By Craig Comrie
A journey starts with the destination, and then we plan how to get there. The route we choose, using the means available, particularly in city traffic or South African health-care, determines when we can expect to arrive at our intended destination.
As South Africans, we have set our destination as a future of health-care equality, but the route mapped out for us in the National Health Insurance Act is potholed, long, and winding.
As the health minister points out, structural imbalances between private and public health care must be addressed. However, the fork in the road ahead could put us on the highway to equalising health care, to the detriment of scarce health-care resources, which may result in more rationalisation of services for those who need them most.
The president’s recent call for collaboration with the private sector could be the safety belt our health system needs, provided the conversations include private health funders and lead to meaningful legislative amendment and policy direction.
The key to the collective journey towards equality must be to level up the quality of health care rather than compromise patient care for all. This is necessary to ensure South Africa does not lag behind international medical and technological developments and skills.
Long overdue regulatory enhancements that could make basic medical aid benefits affordable for all full-time employed South Africans are within arm’s length, offering a sustainable short cut towards universal health-care objectives and the realisation of equal access to a full, quality health-care system in South Africa.
Like petrol, world-class health care does not come cheap and equitable health care does not mean that money alone creates equity.

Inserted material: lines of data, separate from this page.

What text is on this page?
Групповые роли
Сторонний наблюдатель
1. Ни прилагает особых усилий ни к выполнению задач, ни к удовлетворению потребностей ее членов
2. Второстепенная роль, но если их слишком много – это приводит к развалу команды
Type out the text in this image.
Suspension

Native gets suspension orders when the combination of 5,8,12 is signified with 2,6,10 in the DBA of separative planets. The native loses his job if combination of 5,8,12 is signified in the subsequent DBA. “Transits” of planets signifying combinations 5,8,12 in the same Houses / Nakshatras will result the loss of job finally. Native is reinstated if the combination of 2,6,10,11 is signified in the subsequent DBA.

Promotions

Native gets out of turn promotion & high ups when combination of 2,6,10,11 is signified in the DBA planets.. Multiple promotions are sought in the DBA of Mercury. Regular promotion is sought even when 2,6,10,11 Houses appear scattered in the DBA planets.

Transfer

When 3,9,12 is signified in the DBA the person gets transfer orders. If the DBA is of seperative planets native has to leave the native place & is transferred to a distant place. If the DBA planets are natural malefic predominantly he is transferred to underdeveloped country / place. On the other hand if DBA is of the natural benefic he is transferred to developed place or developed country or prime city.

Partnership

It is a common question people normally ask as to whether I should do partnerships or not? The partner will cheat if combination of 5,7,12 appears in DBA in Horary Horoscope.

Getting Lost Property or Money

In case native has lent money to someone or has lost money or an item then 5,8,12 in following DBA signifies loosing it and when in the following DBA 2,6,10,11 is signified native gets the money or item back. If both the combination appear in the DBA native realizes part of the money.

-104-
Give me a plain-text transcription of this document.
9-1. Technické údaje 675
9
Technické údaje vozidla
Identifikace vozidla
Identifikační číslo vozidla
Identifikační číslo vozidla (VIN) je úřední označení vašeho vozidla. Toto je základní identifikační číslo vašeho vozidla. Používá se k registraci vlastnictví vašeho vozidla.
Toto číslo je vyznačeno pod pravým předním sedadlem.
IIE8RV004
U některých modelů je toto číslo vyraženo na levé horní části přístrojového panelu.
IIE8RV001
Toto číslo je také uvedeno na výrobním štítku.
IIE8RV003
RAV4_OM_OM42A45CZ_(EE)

With extensive expertise in a competitive, service-oriented approach to managing health-care needs and resources, private health funders remain an attractive partner to the full realisation of universal health-care coverage.

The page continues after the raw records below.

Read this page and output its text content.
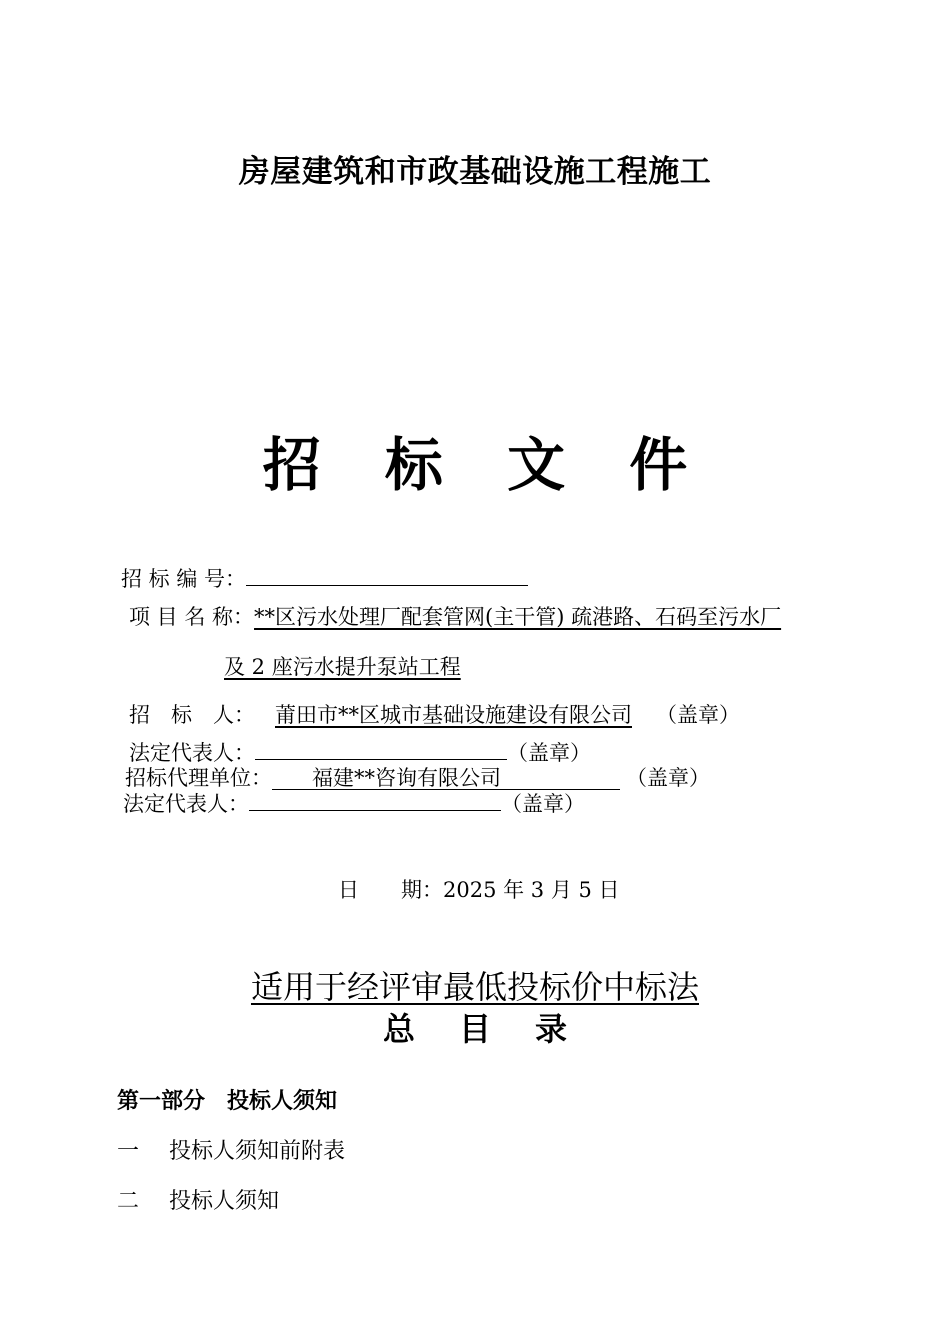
房屋建筑和市政基础设施工程施工
招 标 文 件
招 标 编 号：
项 目 名 称：**区污水处理厂配套管网(主干管) 疏港路、石码至污水厂
及 2 座污水提升泵站工程
招　标　人： 莆田市**区城市基础设施建设有限公司 （盖章）
法定代表人：	（盖章）
招标代理单位： 福建**咨询有限公司	（盖章）
法定代表人：	（盖章）
日　　期：2025 年 3 月 5 日
适用于经评审最低投标价中标法
总 目 录
第一部分　投标人须知
一 投标人须知前附表
二 投标人须知
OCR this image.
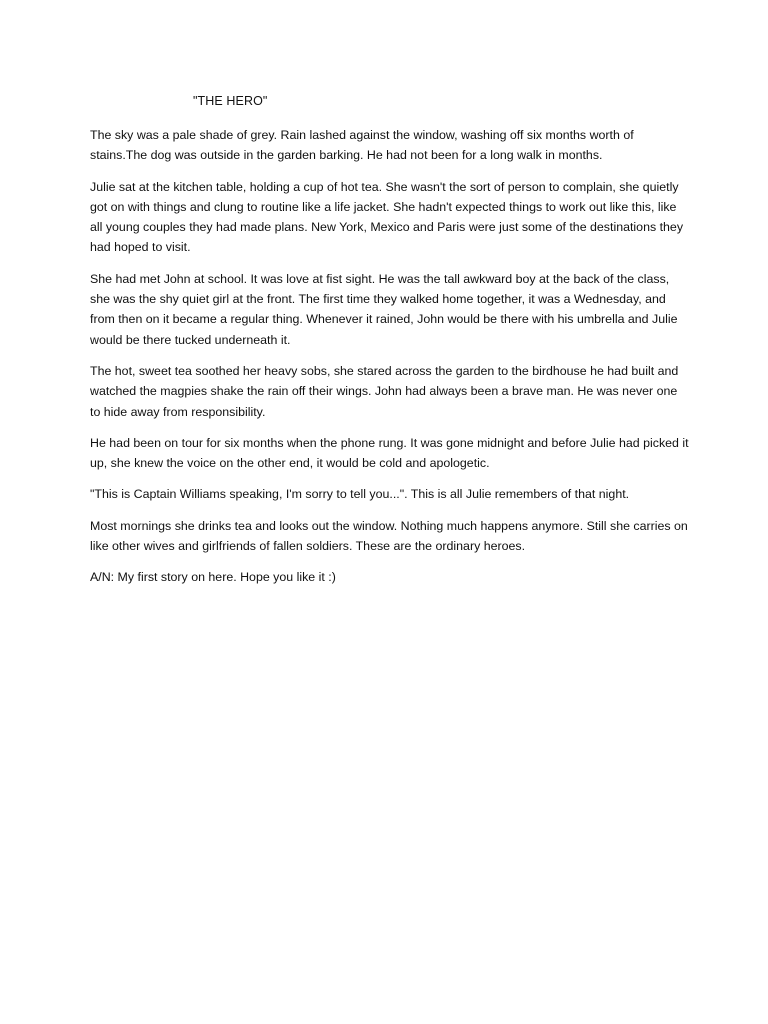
"THE HERO"

The sky was a pale shade of grey. Rain lashed against the window, washing off six months worth of stains.The dog was outside in the garden barking. He had not been for a long walk in months.

Julie sat at the kitchen table, holding a cup of hot tea. She wasn't the sort of person to complain, she quietly got on with things and clung to routine like a life jacket. She hadn't expected things to work out like this, like all young couples they had made plans. New York, Mexico and Paris were just some of the destinations they had hoped to visit.

She had met John at school. It was love at fist sight. He was the tall awkward boy at the back of the class, she was the shy quiet girl at the front. The first time they walked home together, it was a Wednesday, and from then on it became a regular thing. Whenever it rained, John would be there with his umbrella and Julie would be there tucked underneath it.

The hot, sweet tea soothed her heavy sobs, she stared across the garden to the birdhouse he had built and watched the magpies shake the rain off their wings. John had always been a brave man. He was never one to hide away from responsibility.

He had been on tour for six months when the phone rung. It was gone midnight and before Julie had picked it up, she knew the voice on the other end, it would be cold and apologetic.

"This is Captain Williams speaking, I'm sorry to tell you...". This is all Julie remembers of that night.

Most mornings she drinks tea and looks out the window. Nothing much happens anymore. Still she carries on like other wives and girlfriends of fallen soldiers. These are the ordinary heroes.

A/N: My first story on here. Hope you like it :)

Keeping pace with modern medicine and maintaining advanced services in the country to benefit an expanding number of South Africans will require significant private health-care partnerships for the immediate to indefinite future.
There is no free ride in health care, public or private. To help precipitate a greater equilibrium, more employed people must be on the bus that contributes taxes to provide for those reliant on public services, preferably without drawing on the public health purse themselves.

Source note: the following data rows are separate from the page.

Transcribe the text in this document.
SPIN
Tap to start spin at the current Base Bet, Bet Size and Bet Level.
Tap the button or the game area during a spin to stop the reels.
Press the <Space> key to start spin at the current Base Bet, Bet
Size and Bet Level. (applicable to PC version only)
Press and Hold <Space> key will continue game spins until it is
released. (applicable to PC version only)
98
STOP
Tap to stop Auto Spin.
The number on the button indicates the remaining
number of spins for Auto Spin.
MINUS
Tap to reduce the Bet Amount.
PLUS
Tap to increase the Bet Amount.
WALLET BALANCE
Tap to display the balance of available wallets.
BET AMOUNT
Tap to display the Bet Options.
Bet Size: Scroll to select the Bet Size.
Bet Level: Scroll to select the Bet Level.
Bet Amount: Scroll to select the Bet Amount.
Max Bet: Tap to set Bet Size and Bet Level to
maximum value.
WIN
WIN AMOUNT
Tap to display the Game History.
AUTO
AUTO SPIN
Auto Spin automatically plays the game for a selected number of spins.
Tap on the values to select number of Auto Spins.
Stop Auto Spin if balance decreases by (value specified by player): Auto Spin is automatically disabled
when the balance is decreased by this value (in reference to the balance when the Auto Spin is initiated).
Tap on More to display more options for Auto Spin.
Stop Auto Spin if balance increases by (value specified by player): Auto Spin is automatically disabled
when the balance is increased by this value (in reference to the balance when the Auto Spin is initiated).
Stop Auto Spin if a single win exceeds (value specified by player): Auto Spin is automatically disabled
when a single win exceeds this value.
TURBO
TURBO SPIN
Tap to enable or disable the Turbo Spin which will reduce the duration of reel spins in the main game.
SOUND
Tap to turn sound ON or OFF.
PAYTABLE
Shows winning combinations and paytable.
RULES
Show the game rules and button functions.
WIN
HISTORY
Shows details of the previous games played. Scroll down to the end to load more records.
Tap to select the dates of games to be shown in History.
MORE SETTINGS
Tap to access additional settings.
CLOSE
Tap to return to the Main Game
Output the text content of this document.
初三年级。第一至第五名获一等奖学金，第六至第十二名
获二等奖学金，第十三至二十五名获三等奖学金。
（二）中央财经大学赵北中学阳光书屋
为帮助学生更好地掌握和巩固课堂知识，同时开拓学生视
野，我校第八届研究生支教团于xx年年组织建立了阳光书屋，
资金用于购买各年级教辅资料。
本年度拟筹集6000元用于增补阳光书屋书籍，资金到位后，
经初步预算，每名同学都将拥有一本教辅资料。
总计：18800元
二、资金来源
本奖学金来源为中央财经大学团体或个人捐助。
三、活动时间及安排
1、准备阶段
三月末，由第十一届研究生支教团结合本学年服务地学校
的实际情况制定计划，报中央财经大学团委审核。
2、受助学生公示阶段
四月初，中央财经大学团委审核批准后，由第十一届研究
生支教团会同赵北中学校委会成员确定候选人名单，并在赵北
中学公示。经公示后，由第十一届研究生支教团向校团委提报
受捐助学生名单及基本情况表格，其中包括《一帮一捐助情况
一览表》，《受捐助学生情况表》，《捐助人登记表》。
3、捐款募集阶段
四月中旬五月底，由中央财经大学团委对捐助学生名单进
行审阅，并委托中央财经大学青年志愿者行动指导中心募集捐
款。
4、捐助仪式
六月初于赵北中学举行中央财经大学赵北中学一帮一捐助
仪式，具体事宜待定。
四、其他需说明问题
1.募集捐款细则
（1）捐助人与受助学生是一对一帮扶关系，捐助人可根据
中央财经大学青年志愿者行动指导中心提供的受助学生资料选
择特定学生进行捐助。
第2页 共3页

Updating regulations to provide protection against financial risk and cost drivers facing medical schemes, such as anti-selection and an outdated basket of Prescribed Minimum Benefits or health cover as a mandatory employment benefit, would dramatically improve the affordability of belonging to a medical scheme and expand its benefits to more people, thereby relieving the pressure on public facilities.
Considering the scale of South Africa’s health needs, we will need capable leadership and governance with an attitude of co-operation to elevate the quality of care available to all. The social solidarity principles that underpin how medical schemes operate provide an opportunity for the advantages of not-for-profit private health funding partners to support the journey towards universal health coverage objectives.
Craig Comrie is the chairperson of the Health Funders Association.